Our holiday celebration was here and it was very nice. There were eight of us, so everyone fit around the table which was great. We laughed and told stories and everyone had a great time. Everyone being here also means lots of leftovers in my fridge. My parents did not eat with us yesterday but came to visit later, and my mom brought a whole pan of her mouth-watering cornbread dressing to eat with the leftovers. This alone will be breakfast, lunch and dinner for me for a few days! (I think the ingredients fit in all the food groups for all meals). I told the kids there will be no cooking today outside of the microwave. (They are 18 and 20 so I think they will survive.) Tomorrow we will celebrate Tara's 21st birthday and will cook shrimp and steak on the grill, so we will be somewhat back to normal.

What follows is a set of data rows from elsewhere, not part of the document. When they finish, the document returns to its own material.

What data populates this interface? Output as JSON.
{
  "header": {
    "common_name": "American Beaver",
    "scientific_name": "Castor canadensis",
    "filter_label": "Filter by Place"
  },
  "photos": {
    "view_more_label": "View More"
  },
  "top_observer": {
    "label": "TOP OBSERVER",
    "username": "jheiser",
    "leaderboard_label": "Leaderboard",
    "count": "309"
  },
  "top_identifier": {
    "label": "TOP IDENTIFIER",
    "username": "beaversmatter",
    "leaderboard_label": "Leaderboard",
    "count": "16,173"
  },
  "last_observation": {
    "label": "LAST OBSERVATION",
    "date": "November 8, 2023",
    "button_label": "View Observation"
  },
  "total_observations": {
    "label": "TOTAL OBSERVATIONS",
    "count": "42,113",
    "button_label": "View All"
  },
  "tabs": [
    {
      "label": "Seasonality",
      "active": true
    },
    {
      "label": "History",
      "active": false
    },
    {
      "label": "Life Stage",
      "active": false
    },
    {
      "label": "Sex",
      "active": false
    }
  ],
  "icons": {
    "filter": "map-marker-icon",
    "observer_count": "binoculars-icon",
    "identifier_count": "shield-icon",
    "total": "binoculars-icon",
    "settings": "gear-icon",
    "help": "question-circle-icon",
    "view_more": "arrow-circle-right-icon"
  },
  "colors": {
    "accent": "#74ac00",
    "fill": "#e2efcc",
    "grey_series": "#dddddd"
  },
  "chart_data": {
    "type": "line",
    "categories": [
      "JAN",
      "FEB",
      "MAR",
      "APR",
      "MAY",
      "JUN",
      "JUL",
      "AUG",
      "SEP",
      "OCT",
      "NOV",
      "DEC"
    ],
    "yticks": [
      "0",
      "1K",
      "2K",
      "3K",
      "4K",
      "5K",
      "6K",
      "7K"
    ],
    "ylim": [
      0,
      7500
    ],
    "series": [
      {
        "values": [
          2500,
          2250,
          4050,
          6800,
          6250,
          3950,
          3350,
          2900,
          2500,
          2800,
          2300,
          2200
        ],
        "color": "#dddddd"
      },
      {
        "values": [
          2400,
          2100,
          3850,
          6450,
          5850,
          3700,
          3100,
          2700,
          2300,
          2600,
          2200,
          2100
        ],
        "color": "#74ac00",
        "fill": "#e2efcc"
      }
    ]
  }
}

I'm not a fan of Black Friday and have not gone shopping today (gasp!). Ashley called with stories about what she encountered at midnight madness at the outlets and then at Walmart, so I know I was right to stay home. To me, the money I would save is not worth the frustration. Oh my, am I getting old or what?

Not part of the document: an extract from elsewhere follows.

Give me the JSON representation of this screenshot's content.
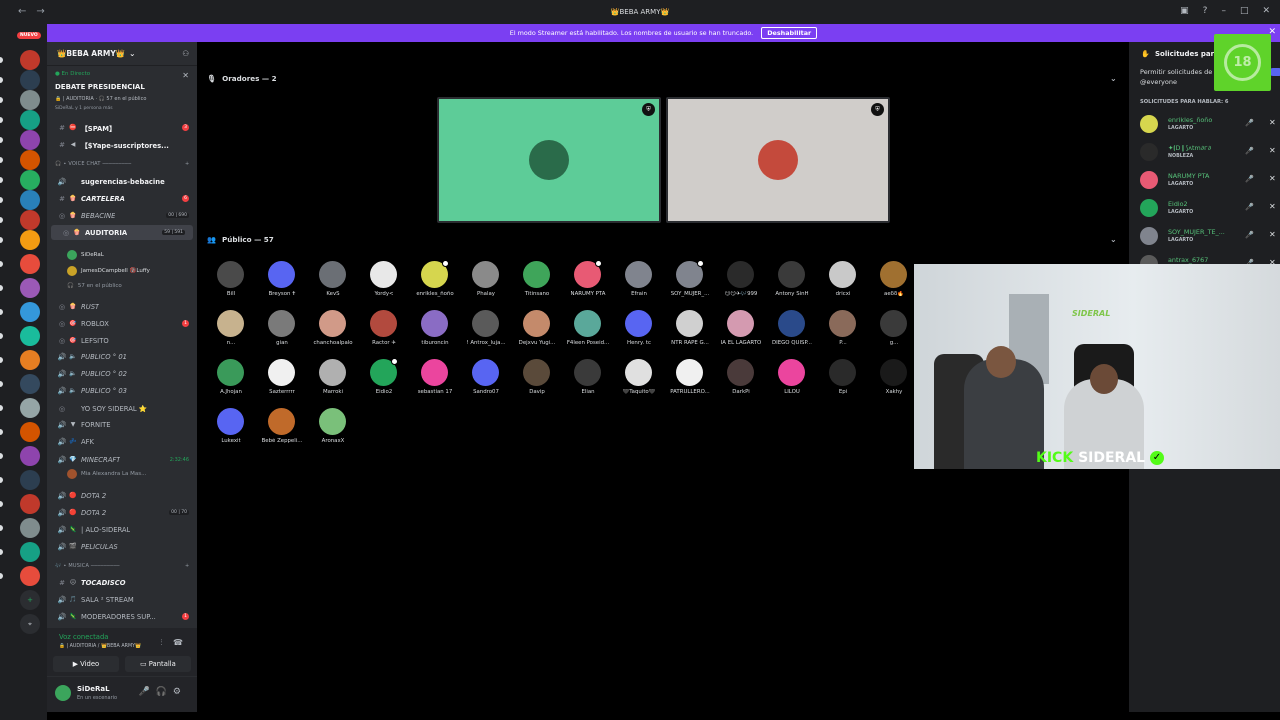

I will be going through Christmas decorations this evening so hopefully will get in the spirit. Wish me luck! For now, I'm off to the fridge for a glass of my beverage of choice.

Cheers!

Tuesday, November 24, 2009

Holiday prelude

I've been excited this week about the upcoming holiday. I just seem to be feeling a lot more lighthearted lately, likely due to some help from natural progesterone that I started last month. I had been so down in the recent past, and I am grateful for the feelings of joy that sneak in here and there.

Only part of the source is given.